Remover – Elimine os organismos patogênicos e os alimentos aos quais você é sensível. Para a maioria das pessoas, geralmente são os laticínios, o trigo (glúten) e possivelmente o milho e os produtos derivados desse vegetal, tais como o xarope de milho com alto teor de frutose. O excesso de açúcar e de álcool também danifica o revestimento do intestino.

Remova da sua dieta os adoçantes artificiais (aspartame e sucralose) – eles causam alterações nas bactérias intestinais e podem causar diarreia e má digestão ao permitirem que as bactérias nocivas se propaguem. A minha recomendação pessoal é uma dieta de eliminação com duração de seis semanas. Alguns recomendam de 4 a 6 meses de eliminação para conseguir o máximo benefício.

Repor enzimas / HCL (ácido clorídrico) – Faça a suplementação com betaína HCL, enzimas digestivas pancreáticas. Suspenda/reduza o consumo de antiácidos, como bloqueadores de H2 (ranitidina, famotidina) e inibidores de bomba de prótons (omeprazol, esomeprazol, pantoprazol). Se faz bastante tempo que você vem usando esses medicamentos, poderá precisar parar o consumo aos poucos, no decorrer de vários meses. Não interrompa o consumo de medicamentos sem antes consultar o seu médico.

Reinocular – É nessa fase que a pessoa coloniza os intestinos novamente com as bactérias saudáveis.  Exemplos de bactérias saudáveis incluem os lactobacilos e as bifidobactérias. Eu recomendo um suplemento de probiótico que possua entre 10 e 30 bilhões de unidades, uma ou duas vezes por dia. Além disso, a Saccharomyces boulardii, uma levedura saudável, pode ajudar a restaurar o equilíbrio. As mudanças na dieta são as coisas mais importante que você pode fazer para melhorar a sua saúde intestinal. Quando você se alimenta, também alimenta as suas bactérias intestinais.

Reparar – As mudanças na alimentação que são recomendadas para ajudar a curar o intestino permeável incluem as seguintes:

  • Tomar caldo de ossos diariamente, pelo menos 240 ml, duas vezes por dia;
  • Consumir kefir e/ou iogurte;
  • Beber chá de kombucha;
  • Consumir mais vegetais fermentados, como chucrute e kimchi, alimentos usados no cotidiano da cultura coreana;
  • Cozinhar com óleo de coco;
  • Eliminar grãos e alimentos processados – consumir sementes germinadas, como sementes de chia, linhaça e cânhamo;
  • Consumir uma dieta com alto teor de fibras vegetais, incluindo repolho e abacates.

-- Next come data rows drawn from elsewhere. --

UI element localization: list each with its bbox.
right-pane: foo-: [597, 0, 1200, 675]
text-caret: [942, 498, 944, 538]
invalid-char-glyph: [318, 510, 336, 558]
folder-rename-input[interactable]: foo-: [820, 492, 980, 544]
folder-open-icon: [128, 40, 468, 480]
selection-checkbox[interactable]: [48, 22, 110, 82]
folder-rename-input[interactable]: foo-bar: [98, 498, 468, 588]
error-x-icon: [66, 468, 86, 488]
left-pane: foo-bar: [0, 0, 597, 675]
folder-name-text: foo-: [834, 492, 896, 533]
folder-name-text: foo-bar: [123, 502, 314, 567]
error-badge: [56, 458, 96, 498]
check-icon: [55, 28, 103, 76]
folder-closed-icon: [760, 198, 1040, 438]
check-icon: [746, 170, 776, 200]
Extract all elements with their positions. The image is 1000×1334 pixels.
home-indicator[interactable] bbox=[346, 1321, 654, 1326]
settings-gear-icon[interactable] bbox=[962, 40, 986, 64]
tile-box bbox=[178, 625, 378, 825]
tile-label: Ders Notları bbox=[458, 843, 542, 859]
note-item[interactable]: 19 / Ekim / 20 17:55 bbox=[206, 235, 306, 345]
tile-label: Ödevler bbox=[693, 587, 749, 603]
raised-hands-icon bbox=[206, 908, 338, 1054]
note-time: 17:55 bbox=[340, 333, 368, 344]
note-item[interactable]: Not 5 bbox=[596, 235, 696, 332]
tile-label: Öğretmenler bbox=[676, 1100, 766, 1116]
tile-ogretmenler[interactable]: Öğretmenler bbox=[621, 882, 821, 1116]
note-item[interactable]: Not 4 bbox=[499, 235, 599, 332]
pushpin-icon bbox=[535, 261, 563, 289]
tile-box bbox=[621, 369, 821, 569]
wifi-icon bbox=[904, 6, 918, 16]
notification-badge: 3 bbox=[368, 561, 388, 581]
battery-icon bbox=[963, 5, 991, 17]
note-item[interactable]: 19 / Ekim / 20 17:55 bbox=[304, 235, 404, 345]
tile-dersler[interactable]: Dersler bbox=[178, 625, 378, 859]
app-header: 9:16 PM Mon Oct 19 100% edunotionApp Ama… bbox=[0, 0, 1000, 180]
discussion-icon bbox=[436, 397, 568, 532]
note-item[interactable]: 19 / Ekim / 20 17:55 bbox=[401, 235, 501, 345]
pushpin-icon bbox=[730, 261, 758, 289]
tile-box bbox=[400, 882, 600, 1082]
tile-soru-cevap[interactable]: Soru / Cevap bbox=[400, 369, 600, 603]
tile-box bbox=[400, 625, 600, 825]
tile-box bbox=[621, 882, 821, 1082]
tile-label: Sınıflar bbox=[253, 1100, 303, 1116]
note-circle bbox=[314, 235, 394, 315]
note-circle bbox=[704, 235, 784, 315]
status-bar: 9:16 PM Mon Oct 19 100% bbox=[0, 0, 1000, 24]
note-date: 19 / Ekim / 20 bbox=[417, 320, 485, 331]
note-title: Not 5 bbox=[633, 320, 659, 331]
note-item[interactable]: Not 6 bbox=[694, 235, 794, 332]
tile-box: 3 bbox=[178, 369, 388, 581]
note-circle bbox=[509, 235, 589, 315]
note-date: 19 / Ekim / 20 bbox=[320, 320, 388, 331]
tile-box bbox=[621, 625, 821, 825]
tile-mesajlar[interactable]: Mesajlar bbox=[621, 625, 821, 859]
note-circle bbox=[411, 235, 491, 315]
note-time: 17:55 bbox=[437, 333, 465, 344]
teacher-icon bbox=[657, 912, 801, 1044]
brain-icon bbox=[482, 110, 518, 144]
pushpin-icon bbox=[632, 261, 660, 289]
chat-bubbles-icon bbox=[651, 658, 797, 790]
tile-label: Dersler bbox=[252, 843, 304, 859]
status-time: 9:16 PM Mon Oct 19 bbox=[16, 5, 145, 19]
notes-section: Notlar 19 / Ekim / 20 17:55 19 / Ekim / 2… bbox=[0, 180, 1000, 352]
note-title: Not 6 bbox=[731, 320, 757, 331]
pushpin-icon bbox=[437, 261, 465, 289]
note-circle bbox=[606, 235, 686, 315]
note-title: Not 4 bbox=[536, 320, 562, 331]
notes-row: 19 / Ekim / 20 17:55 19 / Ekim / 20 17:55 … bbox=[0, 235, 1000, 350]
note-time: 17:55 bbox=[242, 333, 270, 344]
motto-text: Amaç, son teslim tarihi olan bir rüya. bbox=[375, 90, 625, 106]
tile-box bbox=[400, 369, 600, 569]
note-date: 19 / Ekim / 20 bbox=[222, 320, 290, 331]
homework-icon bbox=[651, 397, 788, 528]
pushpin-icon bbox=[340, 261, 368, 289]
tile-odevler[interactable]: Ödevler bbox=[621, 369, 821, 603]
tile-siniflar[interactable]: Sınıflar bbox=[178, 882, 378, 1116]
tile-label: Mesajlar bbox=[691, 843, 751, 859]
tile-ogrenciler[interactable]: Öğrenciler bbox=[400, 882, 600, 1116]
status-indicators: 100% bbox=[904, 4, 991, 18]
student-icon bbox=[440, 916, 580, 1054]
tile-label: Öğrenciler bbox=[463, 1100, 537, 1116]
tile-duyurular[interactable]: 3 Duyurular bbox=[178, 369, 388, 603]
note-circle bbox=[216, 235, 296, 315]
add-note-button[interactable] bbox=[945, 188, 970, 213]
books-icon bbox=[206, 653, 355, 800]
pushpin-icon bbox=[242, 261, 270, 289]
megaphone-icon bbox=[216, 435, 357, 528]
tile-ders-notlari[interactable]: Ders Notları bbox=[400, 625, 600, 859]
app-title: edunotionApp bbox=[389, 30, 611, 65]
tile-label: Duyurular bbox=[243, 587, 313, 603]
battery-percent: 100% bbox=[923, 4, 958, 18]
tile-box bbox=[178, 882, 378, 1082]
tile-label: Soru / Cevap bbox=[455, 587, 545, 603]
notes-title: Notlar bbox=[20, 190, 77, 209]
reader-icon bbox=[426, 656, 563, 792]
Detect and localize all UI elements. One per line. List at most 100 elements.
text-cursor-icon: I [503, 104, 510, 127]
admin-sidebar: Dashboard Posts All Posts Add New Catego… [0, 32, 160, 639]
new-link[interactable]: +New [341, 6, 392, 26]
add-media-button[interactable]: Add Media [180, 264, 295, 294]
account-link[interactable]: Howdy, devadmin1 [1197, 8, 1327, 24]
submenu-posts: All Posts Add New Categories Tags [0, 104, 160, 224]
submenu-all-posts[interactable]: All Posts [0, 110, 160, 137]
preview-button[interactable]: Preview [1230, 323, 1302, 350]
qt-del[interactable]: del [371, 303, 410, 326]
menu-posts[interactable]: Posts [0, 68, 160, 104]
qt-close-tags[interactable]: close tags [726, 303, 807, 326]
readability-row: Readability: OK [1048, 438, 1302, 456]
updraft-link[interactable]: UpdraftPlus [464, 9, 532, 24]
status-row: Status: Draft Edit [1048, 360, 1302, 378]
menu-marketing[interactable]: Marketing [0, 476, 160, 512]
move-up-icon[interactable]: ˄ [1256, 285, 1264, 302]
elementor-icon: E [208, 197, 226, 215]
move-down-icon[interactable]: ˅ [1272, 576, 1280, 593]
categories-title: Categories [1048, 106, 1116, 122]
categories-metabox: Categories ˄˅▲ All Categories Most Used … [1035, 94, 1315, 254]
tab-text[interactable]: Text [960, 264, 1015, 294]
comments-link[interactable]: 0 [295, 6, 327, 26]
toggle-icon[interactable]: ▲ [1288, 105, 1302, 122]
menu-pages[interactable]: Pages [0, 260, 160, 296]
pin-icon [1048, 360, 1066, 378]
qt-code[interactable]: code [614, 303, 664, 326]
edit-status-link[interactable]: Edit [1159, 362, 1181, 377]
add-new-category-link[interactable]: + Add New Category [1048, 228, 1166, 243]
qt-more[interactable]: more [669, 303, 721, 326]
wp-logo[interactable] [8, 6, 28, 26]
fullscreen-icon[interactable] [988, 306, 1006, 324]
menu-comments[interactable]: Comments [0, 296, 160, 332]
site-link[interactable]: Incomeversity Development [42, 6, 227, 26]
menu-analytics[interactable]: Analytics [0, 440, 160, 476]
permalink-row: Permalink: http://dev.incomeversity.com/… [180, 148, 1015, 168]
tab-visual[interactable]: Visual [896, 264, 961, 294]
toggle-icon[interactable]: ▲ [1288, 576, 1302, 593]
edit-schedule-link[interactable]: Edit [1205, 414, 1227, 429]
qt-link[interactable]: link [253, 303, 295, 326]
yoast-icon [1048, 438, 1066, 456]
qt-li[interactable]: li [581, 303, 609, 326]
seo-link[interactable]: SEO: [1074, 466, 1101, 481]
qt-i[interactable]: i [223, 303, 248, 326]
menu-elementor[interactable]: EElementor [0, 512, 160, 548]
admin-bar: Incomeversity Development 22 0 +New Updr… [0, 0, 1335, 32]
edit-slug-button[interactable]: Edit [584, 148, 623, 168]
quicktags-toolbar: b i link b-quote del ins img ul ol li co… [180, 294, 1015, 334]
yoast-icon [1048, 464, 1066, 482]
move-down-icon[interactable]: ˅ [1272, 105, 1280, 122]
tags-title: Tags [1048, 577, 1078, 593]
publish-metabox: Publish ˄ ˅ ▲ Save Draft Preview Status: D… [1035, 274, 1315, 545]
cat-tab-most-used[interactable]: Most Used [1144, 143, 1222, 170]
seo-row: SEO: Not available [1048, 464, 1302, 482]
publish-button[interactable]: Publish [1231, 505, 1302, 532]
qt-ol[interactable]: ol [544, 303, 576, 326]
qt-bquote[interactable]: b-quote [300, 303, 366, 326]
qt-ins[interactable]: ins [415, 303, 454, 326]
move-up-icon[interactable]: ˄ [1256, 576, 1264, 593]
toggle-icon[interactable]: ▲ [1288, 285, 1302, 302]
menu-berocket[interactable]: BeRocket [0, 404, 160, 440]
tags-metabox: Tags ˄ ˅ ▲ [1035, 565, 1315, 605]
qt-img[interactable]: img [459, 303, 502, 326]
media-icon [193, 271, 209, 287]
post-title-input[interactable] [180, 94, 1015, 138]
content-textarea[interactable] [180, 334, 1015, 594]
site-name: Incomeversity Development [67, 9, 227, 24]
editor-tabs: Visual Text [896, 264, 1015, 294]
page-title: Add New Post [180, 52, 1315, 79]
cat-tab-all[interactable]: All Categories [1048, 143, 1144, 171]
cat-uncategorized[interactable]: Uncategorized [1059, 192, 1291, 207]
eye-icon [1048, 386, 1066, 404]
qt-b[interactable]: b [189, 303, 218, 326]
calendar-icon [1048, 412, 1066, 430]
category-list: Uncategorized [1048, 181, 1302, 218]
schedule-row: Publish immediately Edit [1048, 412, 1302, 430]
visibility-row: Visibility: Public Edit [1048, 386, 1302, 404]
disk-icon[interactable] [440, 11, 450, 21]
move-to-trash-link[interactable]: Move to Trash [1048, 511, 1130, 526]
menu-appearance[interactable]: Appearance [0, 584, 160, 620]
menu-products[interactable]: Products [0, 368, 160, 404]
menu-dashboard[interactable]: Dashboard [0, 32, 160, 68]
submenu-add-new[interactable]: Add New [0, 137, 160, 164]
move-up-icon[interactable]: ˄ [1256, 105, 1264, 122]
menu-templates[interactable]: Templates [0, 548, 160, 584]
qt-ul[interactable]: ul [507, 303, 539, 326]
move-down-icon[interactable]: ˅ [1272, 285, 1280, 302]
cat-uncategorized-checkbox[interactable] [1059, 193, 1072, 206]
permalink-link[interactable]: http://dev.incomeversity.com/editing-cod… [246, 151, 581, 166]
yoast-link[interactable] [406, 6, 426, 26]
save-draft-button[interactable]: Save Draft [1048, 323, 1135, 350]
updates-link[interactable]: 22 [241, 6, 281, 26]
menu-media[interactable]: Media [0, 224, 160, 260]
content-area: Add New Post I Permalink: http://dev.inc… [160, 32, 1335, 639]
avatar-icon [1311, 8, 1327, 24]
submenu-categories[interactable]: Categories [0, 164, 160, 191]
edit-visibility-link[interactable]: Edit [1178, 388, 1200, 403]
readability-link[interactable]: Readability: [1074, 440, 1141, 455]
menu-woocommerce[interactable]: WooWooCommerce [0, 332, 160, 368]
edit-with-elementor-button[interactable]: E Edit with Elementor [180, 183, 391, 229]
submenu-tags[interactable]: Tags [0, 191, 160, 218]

Reequilibrar – Faça mudanças no seu estilo de vida. Participe de atividades que reduzem o nível de estresse, como meditação, ioga e exercícios todos os dias. Durma por um período adequado todas as noites. Considere também o consumo de um chá relaxante todas as noites antes de dormir. Um exemplo seria um chá da erva valeriana ou chá de camomila.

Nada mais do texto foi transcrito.